China Says 'Reckless' U.S. to Blame for Military Buildup in South China Sea

A visit, board, search and seizure team from the destroyer USS Hopper departs to perform a boarding exercise on September 9, 2006. On Monday, China blasted the U.S. for recklessly "making trouble" after the Hopper sailed near Huangyan Island in the South China Sea without permission last week. Reuters

China lashed out Monday at the U.S. Navy for provoking trouble in the South China Sea, after Washington sailed a guided-missile destroyer near the disputed Huangyan Island without permission from the Chinese government last week.

China's foreign ministry claims the USS Hopper warship came within 12 nautical miles of the island, better known as the Scarborough Shoal, last week. The island is subject to a rival claim by the Philippines, historically a U.S. ally.

It was the latest U.S. naval operation challenging extensive Chinese claims in the South China Sea and came as President Donald Trump's administration seeks Chinese cooperation in dealing with North Korea's missile and nuclear programs.

The ruling Communist Party's official media outlet, the People's Daily, said in a commentary that with the situation generally improving in the South China Sea, it was clear that the United States was responsible for militarizing the region.

"Against this backdrop of peace and cooperation, a U.S. ship wantonly provoking trouble is single-minded to the point of recklessness," the paper said.

"If the relevant party once more makes trouble out of nothing and causes tensions, then it will only cause China to reach this conclusion: in order to earnestly protect peace in the South China Sea, China must strengthen and speed up the building of its abilities there," it continued.

The commentary was published under the pen name Zhong Sheng, meaning "Voice of China," which is often used when the paper's views on foreign policy issues are published.

In the English version of the report, the paper said, "The reckless provocation ended in disgrace for the U.S. Navy."

The widely read Global Times tabloid, published by the People's Daily, said in an editorial on Monday that China's control of the South China Sea is only growing and that it is well placed to react to U.S. "provocations."

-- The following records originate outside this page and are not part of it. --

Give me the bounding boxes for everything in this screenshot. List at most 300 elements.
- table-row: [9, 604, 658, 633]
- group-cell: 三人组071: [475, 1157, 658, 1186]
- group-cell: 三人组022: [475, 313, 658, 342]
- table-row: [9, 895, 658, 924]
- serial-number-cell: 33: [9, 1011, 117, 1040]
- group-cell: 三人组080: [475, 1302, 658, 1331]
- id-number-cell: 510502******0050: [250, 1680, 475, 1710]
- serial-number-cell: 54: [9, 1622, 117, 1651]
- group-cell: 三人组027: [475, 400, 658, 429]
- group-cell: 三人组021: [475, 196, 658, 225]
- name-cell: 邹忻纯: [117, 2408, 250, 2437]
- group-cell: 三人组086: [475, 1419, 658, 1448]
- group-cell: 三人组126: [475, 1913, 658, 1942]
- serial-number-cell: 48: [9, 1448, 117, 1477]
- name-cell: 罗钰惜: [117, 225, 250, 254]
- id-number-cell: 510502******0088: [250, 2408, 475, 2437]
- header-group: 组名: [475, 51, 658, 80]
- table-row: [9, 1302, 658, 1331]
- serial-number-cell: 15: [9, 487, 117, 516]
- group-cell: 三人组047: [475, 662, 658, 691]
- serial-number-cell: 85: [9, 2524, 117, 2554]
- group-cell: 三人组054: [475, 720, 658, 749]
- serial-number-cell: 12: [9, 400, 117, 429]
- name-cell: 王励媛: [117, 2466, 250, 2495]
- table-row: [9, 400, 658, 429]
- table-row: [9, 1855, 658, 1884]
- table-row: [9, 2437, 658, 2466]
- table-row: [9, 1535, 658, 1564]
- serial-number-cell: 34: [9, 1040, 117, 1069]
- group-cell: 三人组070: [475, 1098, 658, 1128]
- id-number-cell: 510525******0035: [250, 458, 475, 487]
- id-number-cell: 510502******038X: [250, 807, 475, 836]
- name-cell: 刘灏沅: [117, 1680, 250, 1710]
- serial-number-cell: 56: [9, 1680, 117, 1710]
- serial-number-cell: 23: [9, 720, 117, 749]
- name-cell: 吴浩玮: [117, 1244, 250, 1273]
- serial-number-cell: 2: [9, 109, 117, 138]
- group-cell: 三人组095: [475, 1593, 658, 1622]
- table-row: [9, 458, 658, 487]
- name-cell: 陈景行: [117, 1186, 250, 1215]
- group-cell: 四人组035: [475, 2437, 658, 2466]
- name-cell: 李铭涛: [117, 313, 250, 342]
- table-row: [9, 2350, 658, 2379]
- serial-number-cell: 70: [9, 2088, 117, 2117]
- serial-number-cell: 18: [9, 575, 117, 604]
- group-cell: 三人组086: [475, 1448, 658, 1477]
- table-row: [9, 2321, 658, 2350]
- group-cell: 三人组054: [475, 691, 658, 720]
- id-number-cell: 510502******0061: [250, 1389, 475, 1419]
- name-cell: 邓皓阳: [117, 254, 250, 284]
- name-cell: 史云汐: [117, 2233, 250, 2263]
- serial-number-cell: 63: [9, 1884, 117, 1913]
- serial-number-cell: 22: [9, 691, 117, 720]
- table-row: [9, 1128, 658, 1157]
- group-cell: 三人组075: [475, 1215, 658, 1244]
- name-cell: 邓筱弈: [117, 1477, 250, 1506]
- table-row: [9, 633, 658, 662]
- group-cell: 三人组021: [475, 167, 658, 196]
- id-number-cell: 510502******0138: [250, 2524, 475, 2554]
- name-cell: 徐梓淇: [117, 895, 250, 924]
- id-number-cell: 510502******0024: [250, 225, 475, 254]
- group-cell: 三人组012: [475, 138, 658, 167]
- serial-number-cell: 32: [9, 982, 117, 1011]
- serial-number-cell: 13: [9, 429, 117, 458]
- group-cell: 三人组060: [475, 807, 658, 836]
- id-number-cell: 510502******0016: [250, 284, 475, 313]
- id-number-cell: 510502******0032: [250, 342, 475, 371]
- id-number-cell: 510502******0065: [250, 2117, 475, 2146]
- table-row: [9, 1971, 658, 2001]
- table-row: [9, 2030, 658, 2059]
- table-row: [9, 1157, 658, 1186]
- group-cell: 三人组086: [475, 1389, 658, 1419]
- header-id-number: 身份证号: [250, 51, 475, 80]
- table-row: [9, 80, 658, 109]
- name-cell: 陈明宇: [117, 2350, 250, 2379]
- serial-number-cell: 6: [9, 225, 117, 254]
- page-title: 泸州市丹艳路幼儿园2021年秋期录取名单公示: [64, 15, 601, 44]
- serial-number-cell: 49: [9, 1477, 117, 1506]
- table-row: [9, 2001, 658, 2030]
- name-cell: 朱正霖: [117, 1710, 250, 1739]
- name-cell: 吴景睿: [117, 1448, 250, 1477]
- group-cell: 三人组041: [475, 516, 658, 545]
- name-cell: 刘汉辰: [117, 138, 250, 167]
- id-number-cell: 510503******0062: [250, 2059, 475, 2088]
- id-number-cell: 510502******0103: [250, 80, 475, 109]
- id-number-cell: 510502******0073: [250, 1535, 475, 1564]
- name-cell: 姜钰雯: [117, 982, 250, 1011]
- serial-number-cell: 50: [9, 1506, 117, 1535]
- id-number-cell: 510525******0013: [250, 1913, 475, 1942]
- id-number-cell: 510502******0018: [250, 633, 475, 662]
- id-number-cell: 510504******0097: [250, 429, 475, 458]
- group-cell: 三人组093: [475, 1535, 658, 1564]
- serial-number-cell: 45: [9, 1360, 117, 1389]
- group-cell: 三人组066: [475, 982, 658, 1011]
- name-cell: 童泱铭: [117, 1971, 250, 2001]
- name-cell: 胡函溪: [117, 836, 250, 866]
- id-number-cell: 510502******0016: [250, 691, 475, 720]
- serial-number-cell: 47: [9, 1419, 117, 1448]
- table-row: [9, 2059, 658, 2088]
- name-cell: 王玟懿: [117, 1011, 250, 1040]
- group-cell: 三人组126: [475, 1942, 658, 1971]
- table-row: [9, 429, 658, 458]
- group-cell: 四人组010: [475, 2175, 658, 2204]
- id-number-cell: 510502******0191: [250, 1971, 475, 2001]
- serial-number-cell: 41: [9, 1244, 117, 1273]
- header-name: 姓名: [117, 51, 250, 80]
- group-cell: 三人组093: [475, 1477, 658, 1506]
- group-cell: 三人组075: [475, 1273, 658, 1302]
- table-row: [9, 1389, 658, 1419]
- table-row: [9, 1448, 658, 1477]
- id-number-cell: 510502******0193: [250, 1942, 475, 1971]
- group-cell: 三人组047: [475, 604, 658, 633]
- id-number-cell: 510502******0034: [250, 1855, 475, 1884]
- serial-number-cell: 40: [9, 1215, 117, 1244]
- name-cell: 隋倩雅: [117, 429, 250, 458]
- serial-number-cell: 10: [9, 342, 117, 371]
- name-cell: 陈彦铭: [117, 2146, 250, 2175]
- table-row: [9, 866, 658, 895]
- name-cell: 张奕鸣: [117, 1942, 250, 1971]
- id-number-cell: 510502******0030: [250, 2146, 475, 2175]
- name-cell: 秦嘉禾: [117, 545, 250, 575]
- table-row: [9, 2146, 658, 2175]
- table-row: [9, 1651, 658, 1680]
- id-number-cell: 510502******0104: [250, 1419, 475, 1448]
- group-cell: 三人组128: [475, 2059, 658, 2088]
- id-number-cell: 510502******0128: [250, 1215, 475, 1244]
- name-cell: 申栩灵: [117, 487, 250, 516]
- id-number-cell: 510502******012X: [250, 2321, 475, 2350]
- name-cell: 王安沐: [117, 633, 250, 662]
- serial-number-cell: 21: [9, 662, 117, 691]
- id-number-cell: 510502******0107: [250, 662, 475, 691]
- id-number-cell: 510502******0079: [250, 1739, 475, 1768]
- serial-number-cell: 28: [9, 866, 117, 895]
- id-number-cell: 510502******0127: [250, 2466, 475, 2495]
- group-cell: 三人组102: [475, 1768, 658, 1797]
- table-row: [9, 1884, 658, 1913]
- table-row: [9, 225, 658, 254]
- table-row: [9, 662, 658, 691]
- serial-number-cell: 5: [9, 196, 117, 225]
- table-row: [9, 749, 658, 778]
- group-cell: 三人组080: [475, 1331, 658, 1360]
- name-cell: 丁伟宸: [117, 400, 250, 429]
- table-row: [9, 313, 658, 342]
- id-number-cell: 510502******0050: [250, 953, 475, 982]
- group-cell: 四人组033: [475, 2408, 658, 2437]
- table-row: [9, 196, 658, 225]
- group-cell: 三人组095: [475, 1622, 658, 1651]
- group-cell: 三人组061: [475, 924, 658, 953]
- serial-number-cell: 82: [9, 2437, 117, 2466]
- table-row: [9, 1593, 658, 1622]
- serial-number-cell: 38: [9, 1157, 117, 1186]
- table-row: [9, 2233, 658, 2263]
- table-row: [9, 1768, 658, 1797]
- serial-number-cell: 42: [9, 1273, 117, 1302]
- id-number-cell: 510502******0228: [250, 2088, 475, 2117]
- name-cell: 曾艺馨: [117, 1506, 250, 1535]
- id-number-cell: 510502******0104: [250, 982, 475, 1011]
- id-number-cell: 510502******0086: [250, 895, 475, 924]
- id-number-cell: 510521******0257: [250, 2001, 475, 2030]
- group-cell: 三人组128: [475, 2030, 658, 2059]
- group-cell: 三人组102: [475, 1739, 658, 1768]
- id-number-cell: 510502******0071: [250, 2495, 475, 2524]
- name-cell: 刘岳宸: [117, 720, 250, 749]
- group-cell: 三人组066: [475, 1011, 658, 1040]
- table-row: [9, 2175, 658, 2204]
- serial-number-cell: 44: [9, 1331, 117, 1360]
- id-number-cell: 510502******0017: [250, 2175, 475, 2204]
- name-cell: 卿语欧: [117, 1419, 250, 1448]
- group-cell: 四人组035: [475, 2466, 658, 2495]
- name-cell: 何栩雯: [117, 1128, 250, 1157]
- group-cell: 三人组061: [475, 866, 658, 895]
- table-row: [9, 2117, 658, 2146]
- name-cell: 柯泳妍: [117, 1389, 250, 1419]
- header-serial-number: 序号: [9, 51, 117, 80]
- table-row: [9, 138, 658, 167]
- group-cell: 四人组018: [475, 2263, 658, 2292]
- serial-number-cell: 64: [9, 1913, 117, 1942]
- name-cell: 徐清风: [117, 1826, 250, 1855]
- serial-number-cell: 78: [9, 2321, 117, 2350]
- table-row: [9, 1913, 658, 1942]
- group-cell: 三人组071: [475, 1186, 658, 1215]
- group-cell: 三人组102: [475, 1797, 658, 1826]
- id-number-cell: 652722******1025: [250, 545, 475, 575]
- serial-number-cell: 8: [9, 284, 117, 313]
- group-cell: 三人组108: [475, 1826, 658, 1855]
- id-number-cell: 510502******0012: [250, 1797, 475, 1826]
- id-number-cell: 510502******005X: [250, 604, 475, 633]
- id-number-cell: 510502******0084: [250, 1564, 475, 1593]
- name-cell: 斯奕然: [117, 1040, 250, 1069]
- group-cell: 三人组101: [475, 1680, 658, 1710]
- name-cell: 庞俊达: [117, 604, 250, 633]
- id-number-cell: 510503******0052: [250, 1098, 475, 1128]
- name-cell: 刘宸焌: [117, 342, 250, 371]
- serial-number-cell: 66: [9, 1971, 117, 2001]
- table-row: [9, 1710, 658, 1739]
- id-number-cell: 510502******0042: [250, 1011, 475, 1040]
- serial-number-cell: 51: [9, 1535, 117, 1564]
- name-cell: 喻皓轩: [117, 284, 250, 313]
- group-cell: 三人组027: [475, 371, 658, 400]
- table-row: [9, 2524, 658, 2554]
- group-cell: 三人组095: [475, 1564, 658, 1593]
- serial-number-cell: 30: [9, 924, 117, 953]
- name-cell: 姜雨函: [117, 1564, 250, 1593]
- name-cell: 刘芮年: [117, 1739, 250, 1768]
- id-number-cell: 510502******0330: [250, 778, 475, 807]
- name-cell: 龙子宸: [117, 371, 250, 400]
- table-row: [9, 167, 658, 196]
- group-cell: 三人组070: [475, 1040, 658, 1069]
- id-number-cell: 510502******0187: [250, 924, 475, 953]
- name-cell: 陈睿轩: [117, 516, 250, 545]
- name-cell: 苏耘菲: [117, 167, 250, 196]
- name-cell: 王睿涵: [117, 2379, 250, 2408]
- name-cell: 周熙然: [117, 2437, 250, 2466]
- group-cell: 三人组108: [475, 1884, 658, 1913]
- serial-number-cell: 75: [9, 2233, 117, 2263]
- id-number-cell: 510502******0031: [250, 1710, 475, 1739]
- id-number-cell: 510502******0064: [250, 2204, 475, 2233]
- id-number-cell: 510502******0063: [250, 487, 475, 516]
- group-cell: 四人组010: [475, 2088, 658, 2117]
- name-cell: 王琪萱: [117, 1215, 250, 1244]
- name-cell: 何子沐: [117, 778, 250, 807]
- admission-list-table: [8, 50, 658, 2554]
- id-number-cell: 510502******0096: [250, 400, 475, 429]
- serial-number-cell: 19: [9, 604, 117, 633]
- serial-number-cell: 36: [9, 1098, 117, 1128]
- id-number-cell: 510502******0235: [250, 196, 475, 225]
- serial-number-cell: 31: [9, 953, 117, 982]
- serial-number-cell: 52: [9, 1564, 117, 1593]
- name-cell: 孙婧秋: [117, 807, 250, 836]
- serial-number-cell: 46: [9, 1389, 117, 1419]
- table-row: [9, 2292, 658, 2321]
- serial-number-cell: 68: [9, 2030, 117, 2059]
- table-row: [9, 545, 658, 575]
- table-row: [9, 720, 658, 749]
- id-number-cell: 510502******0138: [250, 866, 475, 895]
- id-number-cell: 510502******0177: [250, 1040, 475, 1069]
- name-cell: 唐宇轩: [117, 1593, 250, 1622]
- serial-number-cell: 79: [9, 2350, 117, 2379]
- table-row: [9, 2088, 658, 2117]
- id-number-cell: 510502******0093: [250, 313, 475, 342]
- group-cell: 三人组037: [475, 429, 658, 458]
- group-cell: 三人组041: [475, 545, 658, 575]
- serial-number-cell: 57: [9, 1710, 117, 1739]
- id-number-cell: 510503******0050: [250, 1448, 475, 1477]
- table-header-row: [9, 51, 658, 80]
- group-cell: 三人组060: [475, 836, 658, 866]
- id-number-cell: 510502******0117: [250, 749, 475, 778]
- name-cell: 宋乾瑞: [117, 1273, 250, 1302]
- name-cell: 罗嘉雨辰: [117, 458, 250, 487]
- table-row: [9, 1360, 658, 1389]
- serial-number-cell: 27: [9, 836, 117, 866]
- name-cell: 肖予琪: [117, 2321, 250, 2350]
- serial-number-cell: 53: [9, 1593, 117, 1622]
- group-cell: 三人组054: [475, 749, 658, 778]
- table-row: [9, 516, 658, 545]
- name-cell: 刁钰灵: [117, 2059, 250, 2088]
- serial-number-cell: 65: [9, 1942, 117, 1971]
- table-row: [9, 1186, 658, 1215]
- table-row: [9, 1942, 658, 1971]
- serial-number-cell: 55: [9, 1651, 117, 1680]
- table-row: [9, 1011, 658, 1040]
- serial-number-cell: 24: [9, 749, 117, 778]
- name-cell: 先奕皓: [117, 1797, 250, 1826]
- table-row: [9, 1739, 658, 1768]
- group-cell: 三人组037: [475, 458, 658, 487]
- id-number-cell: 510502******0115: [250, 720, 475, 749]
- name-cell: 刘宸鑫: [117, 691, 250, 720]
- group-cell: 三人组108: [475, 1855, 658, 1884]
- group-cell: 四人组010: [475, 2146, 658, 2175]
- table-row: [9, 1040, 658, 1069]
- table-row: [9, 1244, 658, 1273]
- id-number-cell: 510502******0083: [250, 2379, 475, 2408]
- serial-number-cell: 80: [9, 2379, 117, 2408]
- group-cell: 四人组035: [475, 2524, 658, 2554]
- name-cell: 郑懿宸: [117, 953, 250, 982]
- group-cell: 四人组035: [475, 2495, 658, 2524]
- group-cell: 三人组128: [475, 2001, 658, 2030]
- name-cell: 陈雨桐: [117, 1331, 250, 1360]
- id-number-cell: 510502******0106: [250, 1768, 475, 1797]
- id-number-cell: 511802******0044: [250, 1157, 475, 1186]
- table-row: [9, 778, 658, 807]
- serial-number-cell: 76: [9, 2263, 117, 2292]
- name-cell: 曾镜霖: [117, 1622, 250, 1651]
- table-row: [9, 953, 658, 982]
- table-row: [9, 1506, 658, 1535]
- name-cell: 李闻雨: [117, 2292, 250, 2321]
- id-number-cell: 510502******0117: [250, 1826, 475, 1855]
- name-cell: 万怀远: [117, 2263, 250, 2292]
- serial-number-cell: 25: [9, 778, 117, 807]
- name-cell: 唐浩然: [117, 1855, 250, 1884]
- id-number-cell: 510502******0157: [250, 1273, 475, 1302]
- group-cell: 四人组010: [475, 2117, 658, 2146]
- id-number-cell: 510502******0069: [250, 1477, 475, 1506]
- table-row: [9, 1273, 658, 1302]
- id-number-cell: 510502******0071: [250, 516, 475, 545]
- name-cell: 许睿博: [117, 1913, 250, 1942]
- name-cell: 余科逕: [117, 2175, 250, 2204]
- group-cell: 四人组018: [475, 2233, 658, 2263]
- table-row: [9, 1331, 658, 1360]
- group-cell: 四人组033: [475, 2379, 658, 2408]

"As China's military size and quality improve, so does its control of the South China Sea," it said. "China is able to send more naval vessels as a response and can take steps like militarizing islands."

The Scarborough Shoal is located within the Philippines's 200-nautical-mile Exclusive Economic Zone, but an international tribunal ruled in 2016 that it is a traditional fishing ground that no one country has sole rights to exploit.

The U.S. military says that it carries out "freedom of navigation" operations throughout the world, including areas claimed by allies, and that they are separate from political considerations.

The Pentagon has not commented directly on the latest patrol but said such operations are routine.